Base solution for your next web application
Open Closed

Creating an Angular Public Site #11592


User avatar
0
4Matrix created

I am using the Asp.Net Core with Angular v12 template but I don't want to use the MVC public site template. I have added a "Landing" folder at the same level as the Account and App folders in the Angular project. I have then created a module and component in this folder and have created folders/components under this folder for the landing site pages, e.g. about, contact etc. This is all working fine and I have adjusted the routing etc so I can now see localhost:4200/landing/home without needing to be logged in, which is great. My issue now is how I can tweak the routing for once the site is published. I have pushed the dist folder to a static web app in azure and setup two custom domains, app.mywebsite.com and www.mywebsite.com. app.mywebsite.com works perfectly, showing the main app or the login page if not logged in. What I cant figure out how to do is point www.mywebsite.com to the landing/home component. I can create redirects but I would need to do this for every component and it feels like it will be quite messy. I also want people to be able to go to www.mywebsite.com/about, not www.mywebsite.com/landing/about. Is there a way to achieve this or am i stuck having to create redirects?


5 Answer(s)
  • User Avatar
    0
    ismcagdas created
    Support Team

    Hi @4Matrix

    I'm not sure how to do this. But, this seems like a tricky way to create a public website. Maybe it would be better to create a separate Angular app for your public website. This way, you can totally separate admin app and public app.

  • User Avatar
    0
    4Matrix created

    Yes I did think about doing this but I want to share the user session with the main app. If they are logged in on app.mywebsite.com, www.mywebsite.com should show the logged in user menu, not the login button. I want to do this because if they are logged in, the landing site will show different menu items etc

  • User Avatar
    0
    ismcagdas created
    Support Team

    In that case, you can consider implementing SSO but it might be harder than your initial implementation.

  • User Avatar
    0
    4Matrix created

    For now we have gone with creating the public site in the same angular app and just putting the routing in the root-routing module e.g.

        {
            path: 'about',
            component: LandingComponent,
            loadChildren: () => import('./landing/about/about.module').then((m) => m.AboutModule),
        },
    

    This is working for now but it is not ideal. I would like to explore the option of having a second angular app for the public site, so that the main angular app included with AspNetZero would be served on my.company.com and a new "Landing" site would be served on www.company.com, just like the MVC Public Project Included with AspNetZero.

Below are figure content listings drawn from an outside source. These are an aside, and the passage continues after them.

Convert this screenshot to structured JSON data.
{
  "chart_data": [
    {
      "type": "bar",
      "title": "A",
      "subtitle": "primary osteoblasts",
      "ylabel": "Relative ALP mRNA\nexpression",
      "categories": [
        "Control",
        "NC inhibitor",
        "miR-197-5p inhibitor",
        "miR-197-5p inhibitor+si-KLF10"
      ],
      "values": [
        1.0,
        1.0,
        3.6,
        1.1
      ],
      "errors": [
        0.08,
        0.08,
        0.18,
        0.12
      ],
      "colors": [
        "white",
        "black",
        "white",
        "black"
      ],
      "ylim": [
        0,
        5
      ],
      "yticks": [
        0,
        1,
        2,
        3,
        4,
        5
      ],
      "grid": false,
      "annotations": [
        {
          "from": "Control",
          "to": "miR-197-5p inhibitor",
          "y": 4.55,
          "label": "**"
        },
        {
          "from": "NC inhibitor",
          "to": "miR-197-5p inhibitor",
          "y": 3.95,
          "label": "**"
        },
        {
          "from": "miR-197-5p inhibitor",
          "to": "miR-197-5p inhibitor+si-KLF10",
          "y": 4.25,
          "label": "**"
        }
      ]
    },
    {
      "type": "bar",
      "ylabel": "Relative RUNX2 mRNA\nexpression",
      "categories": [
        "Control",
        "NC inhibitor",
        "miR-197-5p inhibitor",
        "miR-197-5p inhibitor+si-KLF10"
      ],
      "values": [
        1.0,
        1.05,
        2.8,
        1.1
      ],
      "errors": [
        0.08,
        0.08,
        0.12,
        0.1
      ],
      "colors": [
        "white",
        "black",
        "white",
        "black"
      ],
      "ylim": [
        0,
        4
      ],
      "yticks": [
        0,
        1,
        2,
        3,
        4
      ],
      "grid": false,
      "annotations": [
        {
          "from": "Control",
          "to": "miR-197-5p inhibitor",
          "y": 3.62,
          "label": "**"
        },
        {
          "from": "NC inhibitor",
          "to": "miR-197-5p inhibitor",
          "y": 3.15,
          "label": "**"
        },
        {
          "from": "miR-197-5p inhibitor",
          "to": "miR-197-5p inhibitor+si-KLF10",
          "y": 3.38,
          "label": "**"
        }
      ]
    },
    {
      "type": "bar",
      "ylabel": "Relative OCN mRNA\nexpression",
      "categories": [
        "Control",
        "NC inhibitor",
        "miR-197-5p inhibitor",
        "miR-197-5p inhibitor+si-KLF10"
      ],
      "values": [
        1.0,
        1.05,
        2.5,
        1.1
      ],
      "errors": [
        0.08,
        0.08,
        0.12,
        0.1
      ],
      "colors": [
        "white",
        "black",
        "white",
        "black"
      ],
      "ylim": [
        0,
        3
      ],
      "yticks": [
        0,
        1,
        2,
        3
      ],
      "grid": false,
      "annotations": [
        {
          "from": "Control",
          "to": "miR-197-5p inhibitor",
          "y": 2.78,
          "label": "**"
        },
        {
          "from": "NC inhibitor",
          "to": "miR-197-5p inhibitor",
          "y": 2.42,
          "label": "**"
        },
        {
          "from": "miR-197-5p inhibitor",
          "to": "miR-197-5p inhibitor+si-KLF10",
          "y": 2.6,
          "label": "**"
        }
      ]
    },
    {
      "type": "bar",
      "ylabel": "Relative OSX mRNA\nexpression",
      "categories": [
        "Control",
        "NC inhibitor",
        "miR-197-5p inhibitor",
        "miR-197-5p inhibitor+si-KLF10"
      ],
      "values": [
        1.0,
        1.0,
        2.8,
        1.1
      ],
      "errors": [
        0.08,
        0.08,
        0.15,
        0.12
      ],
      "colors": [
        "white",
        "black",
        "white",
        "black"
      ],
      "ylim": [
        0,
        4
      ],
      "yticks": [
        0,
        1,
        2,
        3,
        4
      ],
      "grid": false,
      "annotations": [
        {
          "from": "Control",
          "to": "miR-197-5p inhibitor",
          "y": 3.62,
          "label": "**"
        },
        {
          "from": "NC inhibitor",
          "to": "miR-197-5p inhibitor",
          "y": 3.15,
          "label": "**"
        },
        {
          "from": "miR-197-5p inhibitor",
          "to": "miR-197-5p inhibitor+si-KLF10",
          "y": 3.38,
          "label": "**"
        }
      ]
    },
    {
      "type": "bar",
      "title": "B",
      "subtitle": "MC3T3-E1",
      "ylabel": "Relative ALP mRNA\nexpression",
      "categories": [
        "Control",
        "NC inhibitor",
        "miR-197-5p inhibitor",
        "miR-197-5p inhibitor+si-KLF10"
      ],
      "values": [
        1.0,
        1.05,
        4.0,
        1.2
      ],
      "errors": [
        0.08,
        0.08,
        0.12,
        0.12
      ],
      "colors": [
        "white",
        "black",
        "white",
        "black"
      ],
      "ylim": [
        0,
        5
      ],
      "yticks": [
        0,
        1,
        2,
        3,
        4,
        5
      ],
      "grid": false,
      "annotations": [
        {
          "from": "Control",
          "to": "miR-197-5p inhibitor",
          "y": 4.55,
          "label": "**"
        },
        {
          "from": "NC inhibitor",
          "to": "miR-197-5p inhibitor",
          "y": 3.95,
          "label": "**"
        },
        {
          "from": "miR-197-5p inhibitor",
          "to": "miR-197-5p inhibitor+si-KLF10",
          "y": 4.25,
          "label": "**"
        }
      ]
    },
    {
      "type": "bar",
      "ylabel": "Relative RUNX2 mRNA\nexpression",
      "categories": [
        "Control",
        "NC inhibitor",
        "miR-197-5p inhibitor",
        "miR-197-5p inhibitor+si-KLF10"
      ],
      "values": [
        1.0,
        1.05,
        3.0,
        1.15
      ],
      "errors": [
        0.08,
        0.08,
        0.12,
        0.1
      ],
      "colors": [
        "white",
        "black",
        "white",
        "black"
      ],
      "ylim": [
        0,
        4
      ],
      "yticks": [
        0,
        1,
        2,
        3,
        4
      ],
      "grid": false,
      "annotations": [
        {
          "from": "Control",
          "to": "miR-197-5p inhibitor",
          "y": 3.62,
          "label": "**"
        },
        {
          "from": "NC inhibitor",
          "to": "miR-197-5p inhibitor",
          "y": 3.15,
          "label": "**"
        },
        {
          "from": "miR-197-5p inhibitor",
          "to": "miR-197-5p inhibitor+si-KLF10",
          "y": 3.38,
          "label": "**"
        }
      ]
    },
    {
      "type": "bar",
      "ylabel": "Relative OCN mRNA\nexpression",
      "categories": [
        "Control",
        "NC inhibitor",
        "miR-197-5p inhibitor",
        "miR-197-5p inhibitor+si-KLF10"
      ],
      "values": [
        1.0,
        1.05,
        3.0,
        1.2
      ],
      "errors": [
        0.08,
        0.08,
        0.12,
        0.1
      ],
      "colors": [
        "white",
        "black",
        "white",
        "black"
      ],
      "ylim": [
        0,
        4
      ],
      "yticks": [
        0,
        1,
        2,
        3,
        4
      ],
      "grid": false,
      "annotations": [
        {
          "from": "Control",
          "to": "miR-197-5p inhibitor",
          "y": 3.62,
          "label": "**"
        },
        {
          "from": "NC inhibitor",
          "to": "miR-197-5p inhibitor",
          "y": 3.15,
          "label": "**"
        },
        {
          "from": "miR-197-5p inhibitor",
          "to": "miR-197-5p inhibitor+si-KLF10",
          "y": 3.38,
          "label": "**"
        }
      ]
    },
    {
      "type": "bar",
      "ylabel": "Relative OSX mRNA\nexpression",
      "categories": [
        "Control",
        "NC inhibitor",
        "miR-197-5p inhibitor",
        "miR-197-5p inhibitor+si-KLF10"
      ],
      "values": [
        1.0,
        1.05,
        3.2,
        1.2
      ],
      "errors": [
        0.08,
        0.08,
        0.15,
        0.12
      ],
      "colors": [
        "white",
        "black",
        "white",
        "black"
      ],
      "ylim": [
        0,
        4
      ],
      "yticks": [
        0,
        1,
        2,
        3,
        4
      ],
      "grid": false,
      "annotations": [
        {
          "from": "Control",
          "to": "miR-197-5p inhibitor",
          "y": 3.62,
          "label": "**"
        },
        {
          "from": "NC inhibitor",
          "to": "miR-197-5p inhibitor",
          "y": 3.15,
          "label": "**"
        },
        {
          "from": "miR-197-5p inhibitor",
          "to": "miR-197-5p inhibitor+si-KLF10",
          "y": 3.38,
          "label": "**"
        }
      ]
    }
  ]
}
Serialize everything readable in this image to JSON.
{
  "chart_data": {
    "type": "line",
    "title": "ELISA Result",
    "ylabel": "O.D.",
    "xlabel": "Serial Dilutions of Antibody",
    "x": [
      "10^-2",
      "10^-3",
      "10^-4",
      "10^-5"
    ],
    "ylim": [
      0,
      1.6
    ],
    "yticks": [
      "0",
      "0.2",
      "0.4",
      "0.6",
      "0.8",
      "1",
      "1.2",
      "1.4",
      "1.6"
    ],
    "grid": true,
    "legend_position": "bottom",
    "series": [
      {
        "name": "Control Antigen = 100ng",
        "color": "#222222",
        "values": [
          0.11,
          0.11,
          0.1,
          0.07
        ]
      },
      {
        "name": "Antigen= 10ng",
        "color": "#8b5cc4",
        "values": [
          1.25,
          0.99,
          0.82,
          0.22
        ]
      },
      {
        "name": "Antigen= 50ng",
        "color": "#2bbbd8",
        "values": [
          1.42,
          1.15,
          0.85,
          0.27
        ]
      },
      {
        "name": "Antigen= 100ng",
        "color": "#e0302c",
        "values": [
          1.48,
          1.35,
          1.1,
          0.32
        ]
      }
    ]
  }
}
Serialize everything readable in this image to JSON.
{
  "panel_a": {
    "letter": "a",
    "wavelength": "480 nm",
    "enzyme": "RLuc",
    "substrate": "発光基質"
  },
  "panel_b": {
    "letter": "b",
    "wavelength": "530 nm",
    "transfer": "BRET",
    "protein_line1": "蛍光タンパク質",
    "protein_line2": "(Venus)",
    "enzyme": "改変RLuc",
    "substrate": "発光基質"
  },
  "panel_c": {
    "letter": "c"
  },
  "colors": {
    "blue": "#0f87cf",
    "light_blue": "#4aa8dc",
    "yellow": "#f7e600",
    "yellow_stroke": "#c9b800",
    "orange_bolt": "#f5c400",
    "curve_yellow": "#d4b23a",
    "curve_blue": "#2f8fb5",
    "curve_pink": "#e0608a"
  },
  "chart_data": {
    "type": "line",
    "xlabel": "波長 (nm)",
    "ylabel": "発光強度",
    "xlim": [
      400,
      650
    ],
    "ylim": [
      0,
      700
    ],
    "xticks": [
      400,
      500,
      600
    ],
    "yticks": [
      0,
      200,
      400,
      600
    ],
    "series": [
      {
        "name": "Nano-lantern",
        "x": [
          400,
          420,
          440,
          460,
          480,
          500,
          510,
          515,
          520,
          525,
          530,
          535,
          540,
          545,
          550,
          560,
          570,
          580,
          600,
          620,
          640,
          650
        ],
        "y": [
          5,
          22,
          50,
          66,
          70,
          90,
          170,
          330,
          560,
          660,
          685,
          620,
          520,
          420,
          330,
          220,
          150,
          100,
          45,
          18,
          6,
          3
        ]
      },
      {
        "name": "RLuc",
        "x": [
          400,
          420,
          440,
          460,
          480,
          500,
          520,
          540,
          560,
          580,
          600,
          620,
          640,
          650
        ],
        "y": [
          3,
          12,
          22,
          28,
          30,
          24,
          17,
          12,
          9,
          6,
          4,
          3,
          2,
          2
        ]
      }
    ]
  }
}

    I started off by cloning the current angular folder to angular-Landing and adding the landing components there ( e.g. About, Contact etc ) but it became apparent that this was going to create some major issues as I didn't want to use the authentication from this project. I want the landing site to share a session with the main angular app. I sort of got this working because I was hosting them on the same domain and could wildcard the CORS but when it needed to login etc, it was trying to use the pages from the folder and not the main one. Another worry is that if we ever updated the AspNetZero template to a new version, this might mean the angular-landing site broke.

    I think what I need to do it make a completely separate angular site from scratch but I want to be able to access the proxies from the main app and share the login/session. Any advice anyone has for me on this would be much appreciated!

    I don't suppose AspNetZero have any plans to migrate the MVC Public site to Angular do they?!

  • User Avatar
    0
    ismcagdas created
    Support Team

    Hi,

    We are using NSWAG for generating service proxies. I think you can generate same proxies for your public website and use it. ASP.NET Zero's Angular app uses token based authentication, and this token is sent to server with an Angular interceptor, see https://github.com/aspnetzero/aspnet-zero-core/blob/dev/angular/src/shared/service-proxies/service-proxy.module.ts#L58.

    So, you can create a new login page or you can redirect to admin site's login page with a returnUrl and it will set token to cookies, so when user is redrected back to public website token should be sent with all requests to server via AbpHttpInterceptor.